Desde mi vuelta a Madrid, me despierto todos los días pensando en ellos, sabiendo que seguramente no han podido dormir bien porque tienen miedo de que las autoridades los encuentren, porque tienen frio en el Gurugú, porque viven en una pesadilla constante. Siento en lo más profundo de mi corazón una pequeña parte del dolor que sufren y de la soledad que sienten. He traído conmigo una pequeña parcela del peso de su cruz. Pero no hay cruz sin resurrección como no hay resurrección sin cruz. 
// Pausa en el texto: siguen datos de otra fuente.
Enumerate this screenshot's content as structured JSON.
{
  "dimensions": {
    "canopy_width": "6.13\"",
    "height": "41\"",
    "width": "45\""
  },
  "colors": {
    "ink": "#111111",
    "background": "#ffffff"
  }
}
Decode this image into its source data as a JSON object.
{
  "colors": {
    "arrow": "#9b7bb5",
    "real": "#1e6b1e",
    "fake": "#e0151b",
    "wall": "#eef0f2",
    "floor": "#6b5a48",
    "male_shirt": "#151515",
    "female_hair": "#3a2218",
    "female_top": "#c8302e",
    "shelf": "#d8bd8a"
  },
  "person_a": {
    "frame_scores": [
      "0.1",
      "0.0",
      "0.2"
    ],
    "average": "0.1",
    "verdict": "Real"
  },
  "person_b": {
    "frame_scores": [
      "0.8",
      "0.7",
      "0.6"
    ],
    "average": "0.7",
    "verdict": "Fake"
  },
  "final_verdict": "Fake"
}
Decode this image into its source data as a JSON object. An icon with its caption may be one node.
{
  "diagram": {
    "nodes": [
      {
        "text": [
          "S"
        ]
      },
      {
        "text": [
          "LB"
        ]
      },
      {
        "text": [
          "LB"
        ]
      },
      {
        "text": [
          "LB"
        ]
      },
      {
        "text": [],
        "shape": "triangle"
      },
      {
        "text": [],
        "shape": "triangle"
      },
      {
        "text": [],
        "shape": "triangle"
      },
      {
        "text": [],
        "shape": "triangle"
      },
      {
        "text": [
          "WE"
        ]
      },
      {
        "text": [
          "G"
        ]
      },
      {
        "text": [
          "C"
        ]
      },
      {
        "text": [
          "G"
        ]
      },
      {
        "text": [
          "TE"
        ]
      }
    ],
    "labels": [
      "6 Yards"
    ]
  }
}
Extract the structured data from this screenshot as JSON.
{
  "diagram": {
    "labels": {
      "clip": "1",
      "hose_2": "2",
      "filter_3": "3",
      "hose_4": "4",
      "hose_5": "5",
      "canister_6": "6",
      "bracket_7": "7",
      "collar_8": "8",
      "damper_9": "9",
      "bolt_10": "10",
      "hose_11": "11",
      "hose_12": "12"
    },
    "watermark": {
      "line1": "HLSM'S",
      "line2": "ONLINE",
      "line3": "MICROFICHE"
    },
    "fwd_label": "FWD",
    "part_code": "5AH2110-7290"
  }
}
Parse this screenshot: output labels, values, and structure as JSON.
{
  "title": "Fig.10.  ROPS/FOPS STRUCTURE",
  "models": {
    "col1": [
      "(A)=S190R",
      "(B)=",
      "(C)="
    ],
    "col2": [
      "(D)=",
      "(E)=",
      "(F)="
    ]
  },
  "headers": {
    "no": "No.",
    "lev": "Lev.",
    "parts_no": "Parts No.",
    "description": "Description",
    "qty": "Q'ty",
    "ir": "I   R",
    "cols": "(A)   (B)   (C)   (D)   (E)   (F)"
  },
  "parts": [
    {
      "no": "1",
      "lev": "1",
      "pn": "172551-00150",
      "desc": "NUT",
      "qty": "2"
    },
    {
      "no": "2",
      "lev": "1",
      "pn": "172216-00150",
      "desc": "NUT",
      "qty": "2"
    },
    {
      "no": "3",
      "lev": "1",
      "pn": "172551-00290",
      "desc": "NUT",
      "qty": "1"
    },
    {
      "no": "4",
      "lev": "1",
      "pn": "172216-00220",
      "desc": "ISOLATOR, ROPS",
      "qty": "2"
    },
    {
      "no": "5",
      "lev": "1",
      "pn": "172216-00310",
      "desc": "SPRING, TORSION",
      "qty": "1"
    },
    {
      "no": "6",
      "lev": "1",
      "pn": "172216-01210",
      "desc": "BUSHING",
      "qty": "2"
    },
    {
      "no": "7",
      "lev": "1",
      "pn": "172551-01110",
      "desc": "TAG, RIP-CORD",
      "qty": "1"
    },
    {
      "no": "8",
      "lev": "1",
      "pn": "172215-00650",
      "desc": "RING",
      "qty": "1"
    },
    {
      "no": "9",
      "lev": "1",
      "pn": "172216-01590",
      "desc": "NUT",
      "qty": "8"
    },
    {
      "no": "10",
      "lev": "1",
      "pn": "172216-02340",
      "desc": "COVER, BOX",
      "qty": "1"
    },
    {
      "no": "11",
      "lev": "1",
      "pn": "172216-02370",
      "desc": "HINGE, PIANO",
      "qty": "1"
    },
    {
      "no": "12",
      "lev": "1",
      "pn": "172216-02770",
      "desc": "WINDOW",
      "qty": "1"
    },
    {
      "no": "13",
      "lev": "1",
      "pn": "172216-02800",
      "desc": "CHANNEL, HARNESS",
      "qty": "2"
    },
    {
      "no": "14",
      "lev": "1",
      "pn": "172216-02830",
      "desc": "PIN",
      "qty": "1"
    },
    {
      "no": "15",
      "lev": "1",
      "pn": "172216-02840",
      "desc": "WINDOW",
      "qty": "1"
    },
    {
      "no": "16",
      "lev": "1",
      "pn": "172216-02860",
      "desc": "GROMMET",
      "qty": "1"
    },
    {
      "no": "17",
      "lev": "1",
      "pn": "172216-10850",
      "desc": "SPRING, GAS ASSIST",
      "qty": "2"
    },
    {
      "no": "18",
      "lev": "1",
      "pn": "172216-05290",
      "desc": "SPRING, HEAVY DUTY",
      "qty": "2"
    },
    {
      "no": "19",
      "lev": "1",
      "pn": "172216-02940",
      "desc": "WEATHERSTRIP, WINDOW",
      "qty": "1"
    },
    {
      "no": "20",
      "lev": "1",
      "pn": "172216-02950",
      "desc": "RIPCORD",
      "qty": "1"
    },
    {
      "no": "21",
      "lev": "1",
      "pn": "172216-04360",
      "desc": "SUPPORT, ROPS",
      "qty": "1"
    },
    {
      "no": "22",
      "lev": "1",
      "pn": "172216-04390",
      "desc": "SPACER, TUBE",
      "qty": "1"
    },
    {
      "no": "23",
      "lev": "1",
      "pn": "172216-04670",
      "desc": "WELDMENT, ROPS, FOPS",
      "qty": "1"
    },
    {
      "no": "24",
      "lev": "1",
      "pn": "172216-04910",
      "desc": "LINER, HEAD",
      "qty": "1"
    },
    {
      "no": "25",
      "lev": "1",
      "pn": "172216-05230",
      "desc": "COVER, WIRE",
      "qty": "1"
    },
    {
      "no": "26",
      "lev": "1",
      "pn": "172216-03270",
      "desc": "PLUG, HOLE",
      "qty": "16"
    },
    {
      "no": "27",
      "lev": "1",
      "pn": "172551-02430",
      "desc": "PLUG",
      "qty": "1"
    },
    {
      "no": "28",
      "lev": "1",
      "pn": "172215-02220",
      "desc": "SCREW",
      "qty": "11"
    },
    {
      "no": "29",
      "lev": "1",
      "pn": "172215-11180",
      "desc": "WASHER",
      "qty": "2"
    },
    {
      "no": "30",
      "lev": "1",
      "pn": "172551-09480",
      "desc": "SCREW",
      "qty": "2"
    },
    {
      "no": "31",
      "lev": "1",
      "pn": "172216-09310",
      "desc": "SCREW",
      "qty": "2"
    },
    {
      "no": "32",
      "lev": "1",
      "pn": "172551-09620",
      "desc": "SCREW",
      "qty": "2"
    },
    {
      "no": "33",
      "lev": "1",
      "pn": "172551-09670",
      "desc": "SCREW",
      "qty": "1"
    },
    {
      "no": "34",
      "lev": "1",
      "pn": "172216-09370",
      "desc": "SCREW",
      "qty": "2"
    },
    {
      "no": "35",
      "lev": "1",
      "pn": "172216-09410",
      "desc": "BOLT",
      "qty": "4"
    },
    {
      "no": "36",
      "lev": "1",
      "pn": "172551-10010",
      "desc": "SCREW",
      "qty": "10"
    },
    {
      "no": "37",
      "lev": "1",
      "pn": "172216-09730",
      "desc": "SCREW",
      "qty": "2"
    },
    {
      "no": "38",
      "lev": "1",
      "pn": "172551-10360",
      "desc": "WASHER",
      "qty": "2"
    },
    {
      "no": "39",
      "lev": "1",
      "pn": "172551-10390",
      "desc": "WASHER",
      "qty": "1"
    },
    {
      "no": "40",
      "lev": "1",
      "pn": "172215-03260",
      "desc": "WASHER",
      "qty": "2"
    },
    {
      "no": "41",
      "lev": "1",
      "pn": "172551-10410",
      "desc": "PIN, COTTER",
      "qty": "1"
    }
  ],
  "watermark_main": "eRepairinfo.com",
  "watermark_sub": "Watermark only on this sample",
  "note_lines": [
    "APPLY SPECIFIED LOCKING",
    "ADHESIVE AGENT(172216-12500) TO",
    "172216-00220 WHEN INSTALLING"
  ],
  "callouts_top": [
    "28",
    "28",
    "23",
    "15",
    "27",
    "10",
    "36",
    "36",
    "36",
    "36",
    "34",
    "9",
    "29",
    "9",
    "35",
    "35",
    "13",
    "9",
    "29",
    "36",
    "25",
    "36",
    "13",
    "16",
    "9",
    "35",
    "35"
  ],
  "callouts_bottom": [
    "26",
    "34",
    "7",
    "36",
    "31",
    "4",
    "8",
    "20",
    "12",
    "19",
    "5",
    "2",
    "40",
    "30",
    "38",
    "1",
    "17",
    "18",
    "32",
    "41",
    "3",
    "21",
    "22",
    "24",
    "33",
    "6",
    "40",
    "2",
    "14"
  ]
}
No solo he sido testigo de dolor sino también lo he podido ser de esperanza. En Melilla y en Nador conocí a personas que se levantan cada mañana dispuestas a servir a sus hermanos. Esas personas que, conscientes de que todos tenemos derecho a gozar del Reino de Dios, de nuestra Tierra, más allá de los muros o fronteras, luchan sin descanso por los derechos los migrantes.  He visto modelos de vida, de personas que aman a Cristo hasta el extremo que entregan sus vidas para servir al extranjero. Son personas que viven la resurrección en comunidad, siendo testigos de amor y de esperanza con el prójimo. Cada una de ellas me hizo comprender el verdadero sentido de la resurrección, y que yo, y todos nosotros también resucitamos con Cristo. Como consecuencia de eso, por más dura y triste que sea la realidad en la que nos encontremos, estamos llamados a ser luz en la oscuridad, a ser colores para los demás. Como cristianos debemos seguir el ejemplo de Jesús quien venció la muerte con amor, ya no solo ayudando a los migrantes a cargar con el peso de su cruz, sino ayudándoles a levantarse y resucitar, a sonreír de nuevo, a vivir. Eso es lo que esas personas son para los migrantes de Melilla, son discípulos que llevan la Buena Nueva hacia los demás y que contagian alegría y esperanza con todos sin importar el color de piel ni el pasaporte de las personas.

En esta Pascua, he visto con mis propios ojos como, sobre las vallas, se tienden puentes de amor sólidos y fuertes y como hay gente valiente que se atreve a atravesarlos.